Some of the smarter companies here will delay presenting a PDC for a few weeks if you ask them to, but you have to pay them a fee (I know, I've done it twice with my landlord - 500 dirhams a go it is).

I bring this up because of an article in Gulf News a few days ago. A lawyer is whingeing that banks are being lax in reporting bounced cheques to the UAE Central Bank. The banks are supposed to report all bounced cheques because the UAECB has a rule that says anyone who has four bounced cheques in a year can no longer have a cheque book.

Post-dated cheques are a seriously bad idea. Basing large chunks of your economy on them is silly.
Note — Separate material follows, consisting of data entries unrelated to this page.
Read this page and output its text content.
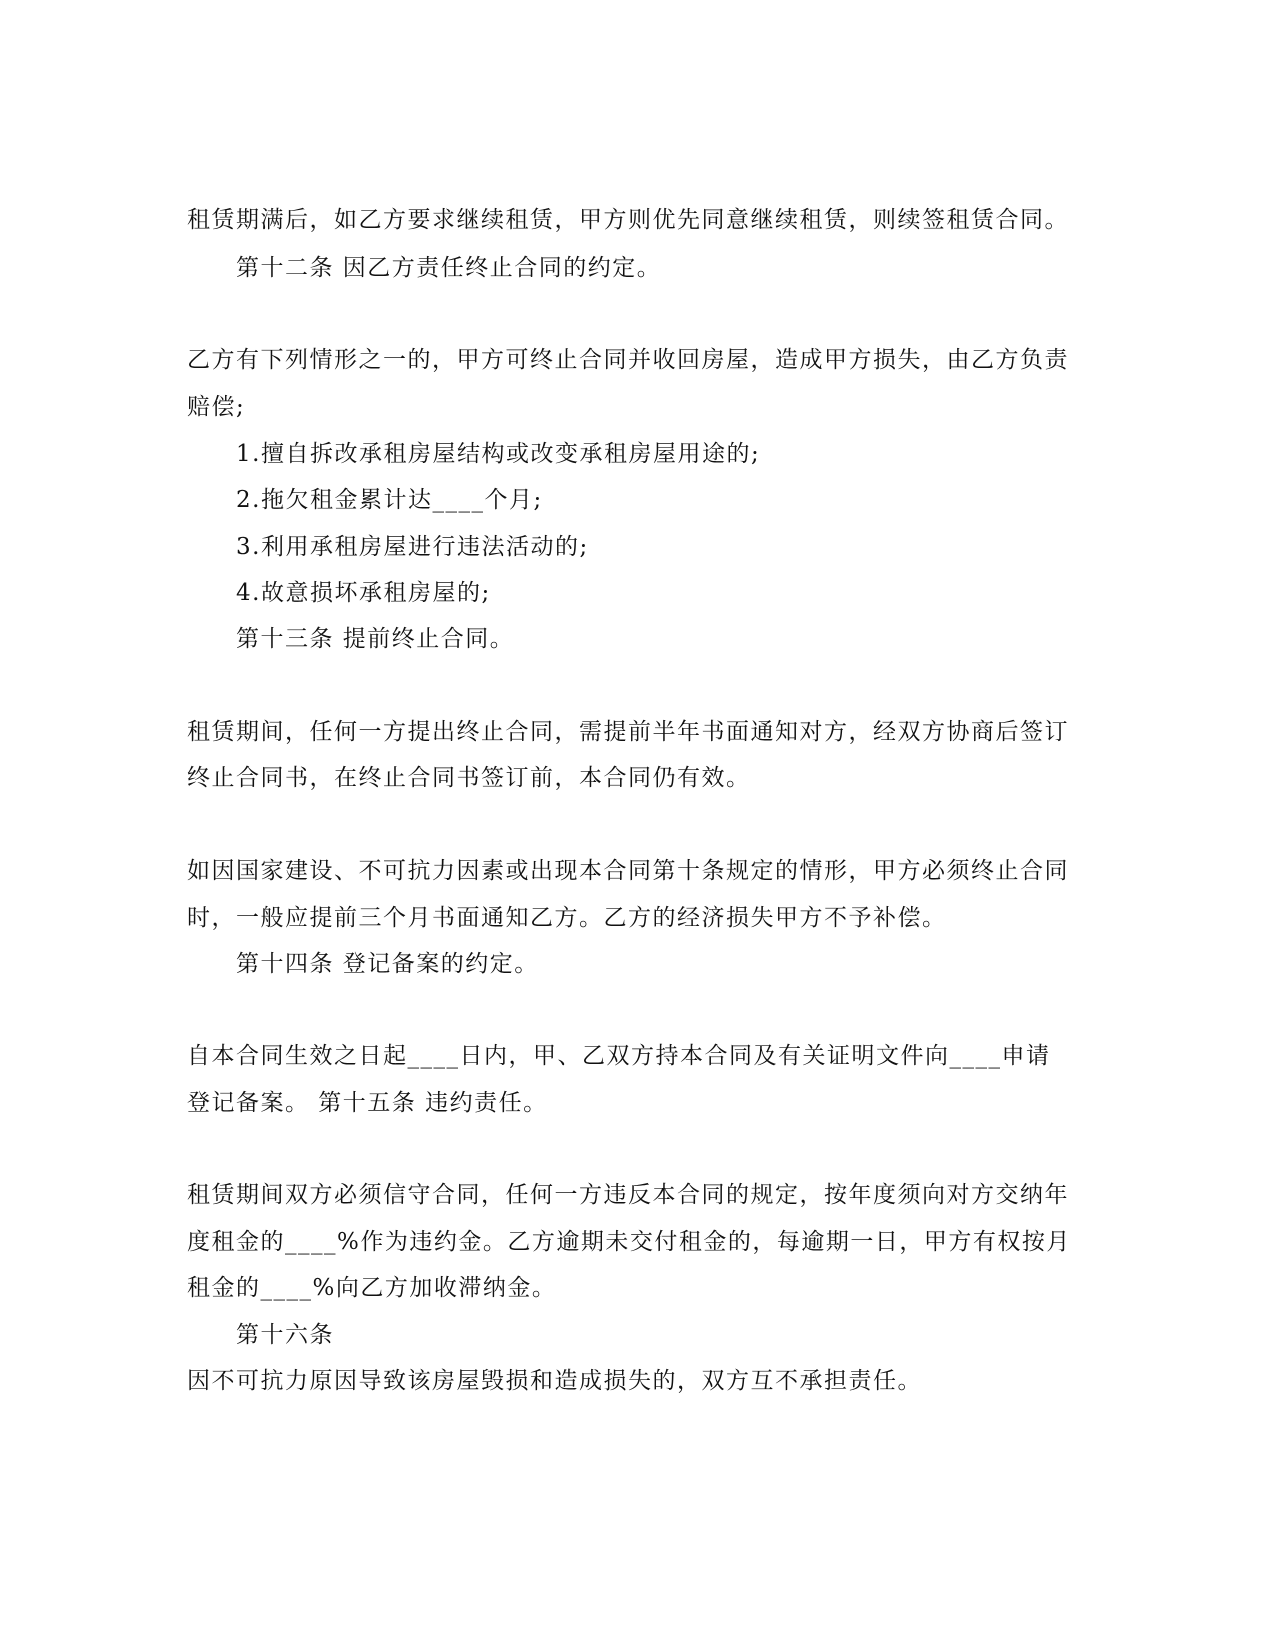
租赁期满后，如乙方要求继续租赁，甲方则优先同意继续租赁，则续签租赁合同。

第十二条 因乙方责任终止合同的约定。

乙方有下列情形之一的，甲方可终止合同并收回房屋，造成甲方损失，由乙方负责

赔偿;

1.擅自拆改承租房屋结构或改变承租房屋用途的;

2.拖欠租金累计达____个月;

3.利用承租房屋进行违法活动的;

4.故意损坏承租房屋的;

第十三条 提前终止合同。

租赁期间，任何一方提出终止合同，需提前半年书面通知对方，经双方协商后签订

终止合同书，在终止合同书签订前，本合同仍有效。

如因国家建设、不可抗力因素或出现本合同第十条规定的情形，甲方必须终止合同

时，一般应提前三个月书面通知乙方。乙方的经济损失甲方不予补偿。

第十四条 登记备案的约定。

自本合同生效之日起____日内，甲、乙双方持本合同及有关证明文件向____申请

登记备案。 第十五条 违约责任。

租赁期间双方必须信守合同，任何一方违反本合同的规定，按年度须向对方交纳年

度租金的____%作为违约金。乙方逾期未交付租金的，每逾期一日，甲方有权按月

租金的____%向乙方加收滞纳金。

第十六条

因不可抗力原因导致该房屋毁损和造成损失的，双方互不承担责任。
Making it a criminal offence for anyone to issue a bouncy cheque is just plain moronic. I hate having to write PDCs, it makes me feel dirty. Basically when I issue a PDC I'm telling a lie, because there is no way that I can know that I will have funds in place to cover it on the due date. Insh'allah I will, but you never know. I could be sick and unable to work, I could have clients (especially Government) who do not pay on time, I could actually have no work at all.

But for many transactions in the UAE - buying a car on credit, renting accommodation - the only way you can do it is by issuing PDCs. Ridiculous.